Tak lama berselang, Alvin masuk dengan wajah bingung dengan keadaan kelas yang menatap ke satu arah yaitu arah Sales. Tak ada satupun yang bergerak hingga akhirnya dikejutkan oleh lonceng sekolah yang menandakan pembelajaran pertama telah selesai.

“Kalian kenapa?” tanya Arel yang tiba-tiba muncul di tengah-tengah mereka.

“YA AMPUN!” Seisi kelas langsung kaget.

“Aku tadi papasan sama pak Jimmy dan katanya ada tugas.”

“Oh, di atas mejanya pak Jimmy ada lembaran tugas. Kamu yang harus ambil,” ucap salah satu cowok.

Arel hanya mengangguk dan perhatian semua teralih ke arahnya. Merasa seperti orang terkenal, Arel langsung berpose yang menurutnya keren yaitu gaya anjing laut yang terdampar. Semuanya hanya bisa diam melihat kerendeman Arel lalu kembali ke tempat duduk masing-masing termasuk Alvin.

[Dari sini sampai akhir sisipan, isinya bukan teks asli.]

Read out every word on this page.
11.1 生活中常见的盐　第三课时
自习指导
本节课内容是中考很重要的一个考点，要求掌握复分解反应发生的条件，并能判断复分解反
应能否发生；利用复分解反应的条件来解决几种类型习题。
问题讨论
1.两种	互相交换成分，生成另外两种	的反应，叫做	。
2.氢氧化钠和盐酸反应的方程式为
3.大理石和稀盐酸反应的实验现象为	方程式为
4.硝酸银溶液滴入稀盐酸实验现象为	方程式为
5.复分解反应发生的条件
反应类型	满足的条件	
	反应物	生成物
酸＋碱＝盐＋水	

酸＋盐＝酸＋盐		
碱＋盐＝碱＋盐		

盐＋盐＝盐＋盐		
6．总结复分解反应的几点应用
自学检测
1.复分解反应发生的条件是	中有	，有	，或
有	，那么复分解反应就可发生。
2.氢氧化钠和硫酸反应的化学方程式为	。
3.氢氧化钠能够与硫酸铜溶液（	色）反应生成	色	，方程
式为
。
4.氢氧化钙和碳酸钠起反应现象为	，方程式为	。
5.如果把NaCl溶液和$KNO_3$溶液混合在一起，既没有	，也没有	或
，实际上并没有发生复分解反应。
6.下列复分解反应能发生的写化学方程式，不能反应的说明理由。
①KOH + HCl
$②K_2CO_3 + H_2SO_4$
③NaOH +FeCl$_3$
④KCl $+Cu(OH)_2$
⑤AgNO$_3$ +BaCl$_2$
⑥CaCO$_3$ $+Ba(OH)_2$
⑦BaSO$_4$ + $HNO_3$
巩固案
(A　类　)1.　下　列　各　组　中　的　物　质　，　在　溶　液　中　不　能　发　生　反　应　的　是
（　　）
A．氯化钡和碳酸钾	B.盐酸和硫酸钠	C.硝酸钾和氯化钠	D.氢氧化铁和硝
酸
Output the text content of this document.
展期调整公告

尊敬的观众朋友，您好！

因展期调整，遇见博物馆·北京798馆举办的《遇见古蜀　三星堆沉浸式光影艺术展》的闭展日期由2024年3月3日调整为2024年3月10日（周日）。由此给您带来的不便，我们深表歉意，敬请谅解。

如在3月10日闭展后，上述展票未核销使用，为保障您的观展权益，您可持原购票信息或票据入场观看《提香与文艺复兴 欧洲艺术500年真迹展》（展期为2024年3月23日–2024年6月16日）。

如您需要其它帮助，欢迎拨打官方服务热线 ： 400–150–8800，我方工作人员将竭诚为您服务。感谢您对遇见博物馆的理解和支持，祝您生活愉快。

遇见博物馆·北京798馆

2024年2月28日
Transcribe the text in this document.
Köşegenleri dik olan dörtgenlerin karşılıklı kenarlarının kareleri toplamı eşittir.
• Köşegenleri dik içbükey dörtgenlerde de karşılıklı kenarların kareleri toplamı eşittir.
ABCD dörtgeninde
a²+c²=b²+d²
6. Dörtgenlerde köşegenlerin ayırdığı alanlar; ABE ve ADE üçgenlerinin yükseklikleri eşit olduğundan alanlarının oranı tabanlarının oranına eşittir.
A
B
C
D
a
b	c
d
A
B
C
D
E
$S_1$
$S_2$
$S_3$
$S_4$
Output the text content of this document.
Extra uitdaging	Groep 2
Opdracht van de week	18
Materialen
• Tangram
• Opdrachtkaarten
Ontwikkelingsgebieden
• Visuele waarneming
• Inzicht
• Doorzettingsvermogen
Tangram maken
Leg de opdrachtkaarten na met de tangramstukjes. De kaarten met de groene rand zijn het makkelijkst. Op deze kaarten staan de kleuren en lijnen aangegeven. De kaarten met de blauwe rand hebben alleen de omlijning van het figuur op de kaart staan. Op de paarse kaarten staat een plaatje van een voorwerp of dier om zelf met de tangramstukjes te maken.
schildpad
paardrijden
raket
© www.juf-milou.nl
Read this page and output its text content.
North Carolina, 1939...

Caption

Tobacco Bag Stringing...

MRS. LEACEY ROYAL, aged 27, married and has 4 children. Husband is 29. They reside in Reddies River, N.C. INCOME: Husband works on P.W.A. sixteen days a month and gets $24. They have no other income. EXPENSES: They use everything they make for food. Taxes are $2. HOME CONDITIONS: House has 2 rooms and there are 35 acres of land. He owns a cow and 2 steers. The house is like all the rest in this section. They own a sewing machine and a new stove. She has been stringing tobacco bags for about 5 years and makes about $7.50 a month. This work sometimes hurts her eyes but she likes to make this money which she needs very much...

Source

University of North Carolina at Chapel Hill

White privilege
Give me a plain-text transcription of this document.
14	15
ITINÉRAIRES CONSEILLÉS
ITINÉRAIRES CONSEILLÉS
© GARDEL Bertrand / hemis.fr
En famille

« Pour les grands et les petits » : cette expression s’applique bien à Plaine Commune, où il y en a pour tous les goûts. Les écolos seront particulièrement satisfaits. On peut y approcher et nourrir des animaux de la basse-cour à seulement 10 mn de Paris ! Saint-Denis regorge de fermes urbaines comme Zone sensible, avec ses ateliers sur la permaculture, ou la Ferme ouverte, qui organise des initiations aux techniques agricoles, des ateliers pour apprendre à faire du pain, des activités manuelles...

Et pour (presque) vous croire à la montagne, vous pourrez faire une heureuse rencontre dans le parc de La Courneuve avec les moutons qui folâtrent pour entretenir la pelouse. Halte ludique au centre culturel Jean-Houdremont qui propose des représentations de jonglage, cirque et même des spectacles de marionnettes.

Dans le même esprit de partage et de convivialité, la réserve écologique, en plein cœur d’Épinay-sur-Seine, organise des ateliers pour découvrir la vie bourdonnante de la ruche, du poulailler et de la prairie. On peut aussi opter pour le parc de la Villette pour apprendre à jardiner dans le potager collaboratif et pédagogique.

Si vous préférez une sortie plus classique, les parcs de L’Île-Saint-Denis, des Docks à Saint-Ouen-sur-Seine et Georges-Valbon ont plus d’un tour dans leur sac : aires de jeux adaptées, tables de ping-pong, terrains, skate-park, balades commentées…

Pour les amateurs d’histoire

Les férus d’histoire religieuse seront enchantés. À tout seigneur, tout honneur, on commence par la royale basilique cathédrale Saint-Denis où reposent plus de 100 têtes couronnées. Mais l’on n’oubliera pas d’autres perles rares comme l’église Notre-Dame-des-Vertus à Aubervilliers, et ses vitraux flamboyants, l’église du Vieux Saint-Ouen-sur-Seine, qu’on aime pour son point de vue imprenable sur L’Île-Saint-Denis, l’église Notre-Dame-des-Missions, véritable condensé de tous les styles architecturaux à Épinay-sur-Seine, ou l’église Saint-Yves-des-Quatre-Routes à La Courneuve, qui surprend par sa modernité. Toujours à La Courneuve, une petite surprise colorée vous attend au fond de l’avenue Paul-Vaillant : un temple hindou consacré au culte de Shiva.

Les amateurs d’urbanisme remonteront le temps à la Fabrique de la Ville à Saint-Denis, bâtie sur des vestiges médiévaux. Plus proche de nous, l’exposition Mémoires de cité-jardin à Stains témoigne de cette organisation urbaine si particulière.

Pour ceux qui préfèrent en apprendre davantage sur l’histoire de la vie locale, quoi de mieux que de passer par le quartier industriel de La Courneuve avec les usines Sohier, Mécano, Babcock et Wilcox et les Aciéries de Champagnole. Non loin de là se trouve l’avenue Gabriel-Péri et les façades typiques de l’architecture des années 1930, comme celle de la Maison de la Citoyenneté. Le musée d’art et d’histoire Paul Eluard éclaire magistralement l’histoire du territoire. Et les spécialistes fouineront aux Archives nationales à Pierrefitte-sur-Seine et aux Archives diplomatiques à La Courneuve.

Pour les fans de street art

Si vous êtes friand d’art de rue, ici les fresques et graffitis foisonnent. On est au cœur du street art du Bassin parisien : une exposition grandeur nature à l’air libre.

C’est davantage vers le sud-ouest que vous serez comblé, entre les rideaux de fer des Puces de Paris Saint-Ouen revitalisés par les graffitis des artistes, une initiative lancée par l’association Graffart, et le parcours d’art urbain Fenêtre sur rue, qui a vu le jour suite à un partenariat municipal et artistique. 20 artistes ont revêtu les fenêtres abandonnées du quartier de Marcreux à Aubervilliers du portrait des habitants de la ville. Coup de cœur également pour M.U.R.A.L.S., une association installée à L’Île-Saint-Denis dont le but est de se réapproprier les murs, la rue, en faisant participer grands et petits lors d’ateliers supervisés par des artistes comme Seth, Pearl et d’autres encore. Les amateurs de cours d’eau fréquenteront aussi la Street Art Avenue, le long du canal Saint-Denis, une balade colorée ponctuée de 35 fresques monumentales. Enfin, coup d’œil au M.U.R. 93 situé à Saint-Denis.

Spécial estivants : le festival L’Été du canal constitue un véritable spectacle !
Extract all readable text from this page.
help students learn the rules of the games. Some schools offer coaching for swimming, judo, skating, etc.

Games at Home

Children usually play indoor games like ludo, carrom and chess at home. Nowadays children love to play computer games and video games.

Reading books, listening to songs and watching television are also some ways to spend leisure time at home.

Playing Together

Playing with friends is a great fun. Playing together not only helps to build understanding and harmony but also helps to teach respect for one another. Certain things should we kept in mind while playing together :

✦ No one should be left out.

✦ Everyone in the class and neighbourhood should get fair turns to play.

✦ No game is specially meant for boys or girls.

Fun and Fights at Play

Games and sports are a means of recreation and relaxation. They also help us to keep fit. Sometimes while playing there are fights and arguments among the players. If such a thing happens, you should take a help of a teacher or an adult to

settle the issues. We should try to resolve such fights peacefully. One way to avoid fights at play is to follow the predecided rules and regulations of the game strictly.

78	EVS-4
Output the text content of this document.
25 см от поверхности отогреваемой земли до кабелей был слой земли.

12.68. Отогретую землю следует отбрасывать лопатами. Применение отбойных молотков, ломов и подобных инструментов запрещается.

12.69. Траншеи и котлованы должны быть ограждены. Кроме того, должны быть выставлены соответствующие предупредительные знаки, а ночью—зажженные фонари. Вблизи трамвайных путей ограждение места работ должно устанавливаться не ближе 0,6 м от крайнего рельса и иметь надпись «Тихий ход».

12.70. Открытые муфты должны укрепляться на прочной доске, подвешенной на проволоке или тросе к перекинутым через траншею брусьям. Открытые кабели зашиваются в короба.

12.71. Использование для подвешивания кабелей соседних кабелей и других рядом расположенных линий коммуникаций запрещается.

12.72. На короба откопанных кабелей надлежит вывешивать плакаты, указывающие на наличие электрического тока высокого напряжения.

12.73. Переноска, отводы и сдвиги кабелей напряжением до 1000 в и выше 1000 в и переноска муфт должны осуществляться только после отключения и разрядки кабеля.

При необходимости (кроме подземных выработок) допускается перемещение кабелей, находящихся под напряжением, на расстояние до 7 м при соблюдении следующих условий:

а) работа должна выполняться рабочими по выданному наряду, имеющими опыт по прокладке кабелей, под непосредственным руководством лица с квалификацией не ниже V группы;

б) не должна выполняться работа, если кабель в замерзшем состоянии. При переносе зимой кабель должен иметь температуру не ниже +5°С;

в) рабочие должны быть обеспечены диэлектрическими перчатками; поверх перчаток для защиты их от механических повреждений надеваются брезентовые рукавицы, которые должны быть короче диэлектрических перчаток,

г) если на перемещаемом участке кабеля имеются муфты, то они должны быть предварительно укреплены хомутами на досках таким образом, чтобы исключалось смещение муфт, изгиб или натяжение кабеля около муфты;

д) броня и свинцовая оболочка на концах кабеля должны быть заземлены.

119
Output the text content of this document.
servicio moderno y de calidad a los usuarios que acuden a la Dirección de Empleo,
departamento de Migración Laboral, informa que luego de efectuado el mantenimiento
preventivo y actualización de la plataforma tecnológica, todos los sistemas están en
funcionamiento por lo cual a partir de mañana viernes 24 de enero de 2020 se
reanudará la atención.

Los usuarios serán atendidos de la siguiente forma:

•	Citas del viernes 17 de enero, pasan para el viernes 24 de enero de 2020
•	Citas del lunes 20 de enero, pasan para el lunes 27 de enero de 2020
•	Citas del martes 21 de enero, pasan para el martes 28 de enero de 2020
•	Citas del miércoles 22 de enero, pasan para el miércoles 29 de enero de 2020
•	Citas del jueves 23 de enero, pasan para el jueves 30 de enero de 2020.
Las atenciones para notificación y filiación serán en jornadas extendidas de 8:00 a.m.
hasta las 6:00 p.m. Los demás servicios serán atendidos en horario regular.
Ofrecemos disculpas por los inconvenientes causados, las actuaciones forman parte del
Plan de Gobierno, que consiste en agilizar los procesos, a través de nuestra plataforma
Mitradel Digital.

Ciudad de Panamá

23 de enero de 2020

Alvin duduk santai lalu menanyakan perihal keheningan tadi ke Dio. Tentu saja, Dio tidak ingin membuat temannya kecewa mengenai sikap Nara yang keterlaluan dan tindakan Sales yang sangat berani tetapi menakutkan.

“Tadi …Sa-Sa-Sales mem-memperkenalkan di-diri lagi,” ucapnya patah-patah.

Merasa janggal, ia berdiri dan hendak menghampiri Nara apa yang terjadi tetapi Sania muncul dengan membanting pintu masuk dengan keras lalu mendatangi Sales yang asik dengan dunianya sendiri sampai-sampai tak menyadari kehadiran Sania di sampingnya.

“Sales, ada hal yang ingin aku sampaikan.” Sania menarik Sales dengan kasar tapi di hentikan oleh Alvin.

“Kau membuatnya kesakitan!”

“Huh, maaf. Ini mengenai surat pindah yang di kirim oleh Purna Hijau,”

“Ah, aku lupa. Ada berkas yang ketinggalan. Di mana suratnya? Bisa antarkan aku,”

Alvin tak bisa mengalangi mereka berdua yang pergi meski ia tahu bakal terjadi sesuatu tapi ia yakin semuanya akan baik-baik saja. Ia hanya menghela napas panjang seakan ia mengenal baik Sania yang kadang kasar dalam artian baik.

Sania dan Sales berjalan menuruni tangga lalu melewati taman di bagian tengah sekolah dan tiba di belakang gedung olahraga yang hanya ada pepohonan dan dedaunan jatuh.

“Untuk apa kau datang kemari, Sales?”